A biomimetic lipid membrane device reveals the interaction of cancer biomarkers with human serum lipidic moieties.

A major problem for the detection of cancer biomarkers in plasma or serum is that common clinical practice does not require the patient to be in a fasting state. Considering that lipoproteins are the main population affected by food intake, the authors hypothesized that biomarkers could be embedded in lipid particles and thereby opens a new avenue for detection. Using the recently published biomarker, soluble VE-cadherin (sVE), the authors tested our hypothesis using techniques of biophysics, biochemistry and the tools of nanobiotechnology on serum samples from kidney cancer patients (n = 106).

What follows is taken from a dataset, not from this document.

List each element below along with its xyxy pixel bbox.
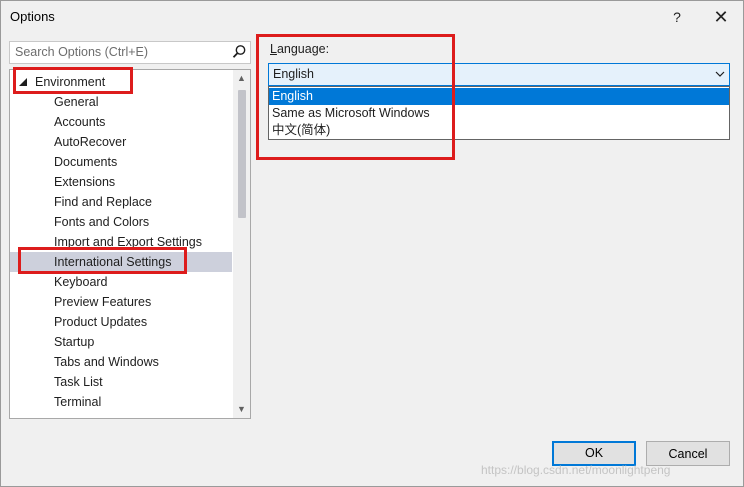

Optical density as well as contact angle measurements of serum revealed heterogeneity in the particle content of the serum samples. Isolation of the lipidic moieties by ultracentrifugation showed that sVE was detected in this compartment. Further, isolation of lipoprotein subclasses by precipitation with sodium phosphotungstate and MgCl2, showed that HDL carried the majority of sVE. Immunoprecipitation of sVE confirmed that it was associated with Apolipoprotein A1, a major compound of HDL. Using a biomimetic lipid bilayer membrane coupled with impedance spectroscopy the authors quantified, in real-time, that the sVE adsorbed to the lipid bilayer membrane without altering its structure. Taken together, these results show for the first time a direct interaction of a cancer biomarker with lipids. The authors anticipate these results to prompt fasting for future blood tests for large-scale studies in the biomarkers research field.